FIRST THING I WANT TO SAY ABOUT YOUR BUG OUT BAG! - load it and go on a 5 mile hike carrying it, I would bet a lot of you will re-evaluate how much you have in it! This is also the best way to learn to pack and wear your BOB, I have done this a couple of times and will continue to do it as well, I learn something new each time I carry my pack!
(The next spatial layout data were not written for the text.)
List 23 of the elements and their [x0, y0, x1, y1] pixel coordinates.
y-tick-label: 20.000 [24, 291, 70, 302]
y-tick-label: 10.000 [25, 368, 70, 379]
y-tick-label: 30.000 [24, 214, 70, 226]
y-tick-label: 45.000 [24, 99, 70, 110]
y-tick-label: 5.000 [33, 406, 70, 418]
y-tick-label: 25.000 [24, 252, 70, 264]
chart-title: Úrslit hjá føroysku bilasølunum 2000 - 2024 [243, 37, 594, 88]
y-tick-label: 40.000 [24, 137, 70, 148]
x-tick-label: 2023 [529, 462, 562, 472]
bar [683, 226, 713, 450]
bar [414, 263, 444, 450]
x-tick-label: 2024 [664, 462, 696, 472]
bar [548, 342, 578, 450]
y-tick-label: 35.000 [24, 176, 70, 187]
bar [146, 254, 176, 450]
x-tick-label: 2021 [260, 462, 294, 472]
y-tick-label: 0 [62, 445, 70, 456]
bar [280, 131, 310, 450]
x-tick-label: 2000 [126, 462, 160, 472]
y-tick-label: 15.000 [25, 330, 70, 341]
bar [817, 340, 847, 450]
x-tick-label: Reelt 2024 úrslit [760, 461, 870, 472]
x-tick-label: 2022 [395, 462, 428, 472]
My bag is a 5.11 tactical, rush 72 in multicam. Bag is kind of heavy empty but it is built to last for sure! I liked the bag because it has a hard frame against my back and lots and lots of molle attachment points for added capabilities with pouches. I have several Pelican micro cases 1020, 1040 and 1060. I use these Micro Pelican cases to put stuff in that I want to keep dry (first aid gear, gadgets such as phone, ipod, camera, socks, underwear, food items that aren\'t water proof). I am at the point where any more pelican cases will make the bag hard to pack easily(too many rectangles, LOL)!

I also don\'t keep much food in the bag, that is something I keep at the ready, near by but try to keep it rotating too!

My tent is not in the bag yet either, it takes up the additional room in my bag and adds 4 pounds to my pack. I do have a \"Jungle bag\" sleeping bag but I will not be traveling through colder climates so that is not a concern, also helps me to keep the weight down. All of this weighs in at around 40 pounds when carrying a full 3 liter camelbak and a one quart canteen. I will be adding more to this pack and have carried it for over 5 miles on a hiking trip that ascended up to 3000 feet from 800 feet and back down, just to see how bad it was! On a marked trail I wouldn\'t want to carry it any further, that was in muddy conditions and at some times using rope assisting me up the muddy slopes! On flat terrain I could do 10 miles a day and sustain that.

Looking at adding a fishing kit to my pack, I seen a small little telescoping rod/reel combo for 25 bucks that has a hard shell plastic case with little compartments for tackle. That would add another way to get some food (fish). I also have some of the yo-yo\'s for the \"lazy man\" fishing that I am going to put into my pack, yup probably in another micro pelican case!










Input and opinions are highly and greatly encouraged.


----------